The programme has evolved significantly since its inception. Current community revenue-sharing allocates 20% of park entrance fees to community development. Given the volume of gorilla permit revenue — with international permits at $800 USD per person in 2027 — this represents a substantial and ongoing investment in the communities surrounding Bwindi. Projects funded include school construction, health clinic equipment, clean water access, and community roads.
Multiple-Use Zones and Collaborative Management
Beyond revenue sharing, Bwindi developed a system of multiple-use zones around the park boundary where communities could access specific forest resources under regulated conditions. Beekeeping within designated zones, the collection of specific medicinal plants, and controlled access to water sources allowed communities to maintain some relationship with the forest resources they had lost while keeping the core gorilla habitat strictly protected.

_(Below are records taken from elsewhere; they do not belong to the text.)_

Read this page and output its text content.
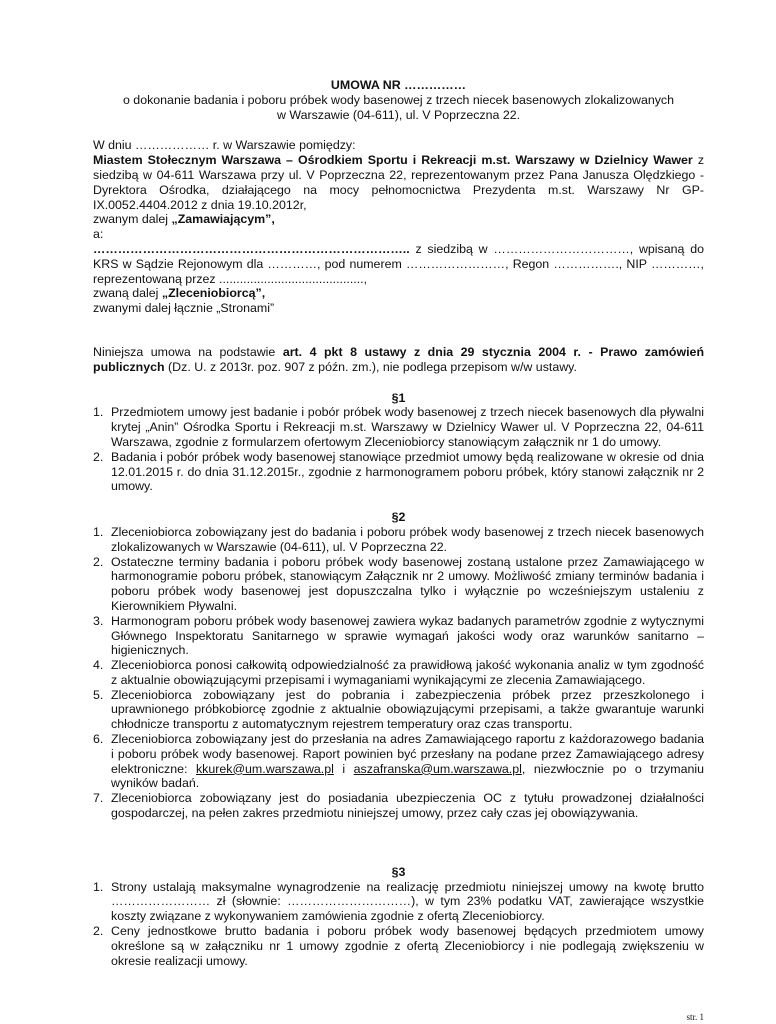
UMOWA NR ……………

o dokonanie badania i poboru próbek wody basenowej z trzech niecek basenowych zlokalizowanych

w Warszawie (04-611), ul. V Poprzeczna 22.

W dniu ……………… r. w Warszawie pomiędzy:

Miastem Stołecznym Warszawa – Ośrodkiem Sportu i Rekreacji m.st. Warszawy w Dzielnicy Wawer z siedzibą w 04-611 Warszawa przy ul. V Poprzeczna 22, reprezentowanym przez Pana Janusza Olędzkiego - Dyrektora Ośrodka, działającego na mocy pełnomocnictwa Prezydenta m.st. Warszawy Nr GP-IX.0052.4404.2012 z dnia 19.10.2012r,

zwanym dalej „Zamawiającym”,

a:

………………………………………………………………….. z siedzibą w ……………………………, wpisaną do KRS w Sądzie Rejonowym dla …………, pod numerem ……………………, Regon ……………., NIP …………, reprezentowaną przez ..........................................,

zwaną dalej „Zleceniobiorcą”,

zwanymi dalej łącznie „Stronami”

Niniejsza umowa na podstawie art. 4 pkt 8 ustawy z dnia 29 stycznia 2004 r. - Prawo zamówień publicznych (Dz. U. z 2013r. poz. 907 z późn. zm.), nie podlega przepisom w/w ustawy.

§1

1. Przedmiotem umowy jest badanie i pobór próbek wody basenowej z trzech niecek basenowych dla pływalni krytej „Anin” Ośrodka Sportu i Rekreacji m.st. Warszawy w Dzielnicy Wawer ul. V Poprzeczna 22, 04-611 Warszawa, zgodnie z formularzem ofertowym Zleceniobiorcy stanowiącym załącznik nr 1 do umowy.
2. Badania i pobór próbek wody basenowej stanowiące przedmiot umowy będą realizowane w okresie od dnia 12.01.2015 r. do dnia 31.12.2015r., zgodnie z harmonogramem poboru próbek, który stanowi załącznik nr 2 umowy.

§2

1. Zleceniobiorca zobowiązany jest do badania i poboru próbek wody basenowej z trzech niecek basenowych zlokalizowanych w Warszawie (04-611), ul. V Poprzeczna 22.
2. Ostateczne terminy badania i poboru próbek wody basenowej zostaną ustalone przez Zamawiającego w harmonogramie poboru próbek, stanowiącym Załącznik nr 2 umowy. Możliwość zmiany terminów badania i poboru próbek wody basenowej jest dopuszczalna tylko i wyłącznie po wcześniejszym ustaleniu z Kierownikiem Pływalni.
3. Harmonogram poboru próbek wody basenowej zawiera wykaz badanych parametrów zgodnie z wytycznymi Głównego Inspektoratu Sanitarnego w sprawie wymagań jakości wody oraz warunków sanitarno – higienicznych.
4. Zleceniobiorca ponosi całkowitą odpowiedzialność za prawidłową jakość wykonania analiz w tym zgodność z aktualnie obowiązującymi przepisami i wymaganiami wynikającymi ze zlecenia Zamawiającego.
5. Zleceniobiorca zobowiązany jest do pobrania i zabezpieczenia próbek przez przeszkolonego i uprawnionego próbkobiorcę zgodnie z aktualnie obowiązującymi przepisami, a także gwarantuje warunki chłodnicze transportu z automatycznym rejestrem temperatury oraz czas transportu.
6. Zleceniobiorca zobowiązany jest do przesłania na adres Zamawiającego raportu z każdorazowego badania i poboru próbek wody basenowej. Raport powinien być przesłany na podane przez Zamawiającego adresy elektroniczne: kkurek@um.warszawa.pl i aszafranska@um.warszawa.pl, niezwłocznie po o trzymaniu wyników badań.
7. Zleceniobiorca zobowiązany jest do posiadania ubezpieczenia OC z tytułu prowadzonej działalności gospodarczej, na pełen zakres przedmiotu niniejszej umowy, przez cały czas jej obowiązywania.

§3

1. Strony ustalają maksymalne wynagrodzenie na realizację przedmiotu niniejszej umowy na kwotę brutto …………………… zł (słownie: …………………………), w tym 23% podatku VAT, zawierające wszystkie koszty związane z wykonywaniem zamówienia zgodnie z ofertą Zleceniobiorcy.
2. Ceny jednostkowe brutto badania i poboru próbek wody basenowej będących przedmiotem umowy określone są w załączniku nr 1 umowy zgodnie z ofertą Zleceniobiorcy i nie podlegają zwiększeniu w okresie realizacji umowy.
str. 1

Community scouts — local residents employed by the Uganda Wildlife Authority to assist with boundary monitoring and patrol — provided both employment and a mechanism for integrating community knowledge and presence into the conservation operation. The scouts know their local areas better than any outside ranger. Their employment created advocates for the park within the communities rather than leaving enforcement entirely to outside personnel.
The Gorilla Guardians Programme
The International Gorilla Conservation Programme (IGCP) developed the Gorilla Guardians programme in partnership with UWA and community organisations, specifically targeting communities with high rates of crop raiding by gorillas and elephants. Gorilla Guardians are community members trained to respond when gorillas leave the park and enter farmland, guiding them safely back into the forest without harm to the animals or the crops. The programme converts a conflict situation — in which farmers previously killed or drove away raiding animals — into a managed co-existence arrangement.
Cultural Tourism and Batwa Integration
The Batwa Trail programme at Bwindi created an income-generating activity for the resettled Batwa community based on sharing their traditional forest knowledge with visiting tourists. Batwa guides take small groups into the forest edge to demonstrate traditional skills, stories, and ecological knowledge — an experience that generates income for the Batwa community while providing tourists with cultural context that enriches their understanding of the landscape they are visiting. The programme is imperfect — it cannot restore what was lost when the Batwa were excluded from the forest — but it represents a meaningful attempt to include the most directly affected community in the conservation economy.
The Evidence of Success
The mountain gorilla population has grown from approximately 620 individuals in 1989 to over 1,100 today. Deforestation rates within Bwindi have been dramatically lower than in the surrounding landscape, despite Uganda having one of the fastest-growing populations in the world and significant pressure on all available agricultural land. Community attitudes toward the park, measured in periodic surveys, have shifted from predominantly negative to predominantly positive in the areas that receive revenue-sharing benefits.
The Bwindi model has been studied and partially replicated in Rwanda (Volcanoes National Park), DRC (Virunga), and in community conservation programmes across East, West, and Southern Africa. It is not a perfect model — the Batwa displacement remains a painful and unresolved issue — but as a demonstration that conservation and community benefit can be aligned rather than opposed, it is the most compelling example available. Every gorilla permit purchased in 2027 is, in part, an investment in this model’s continued operation.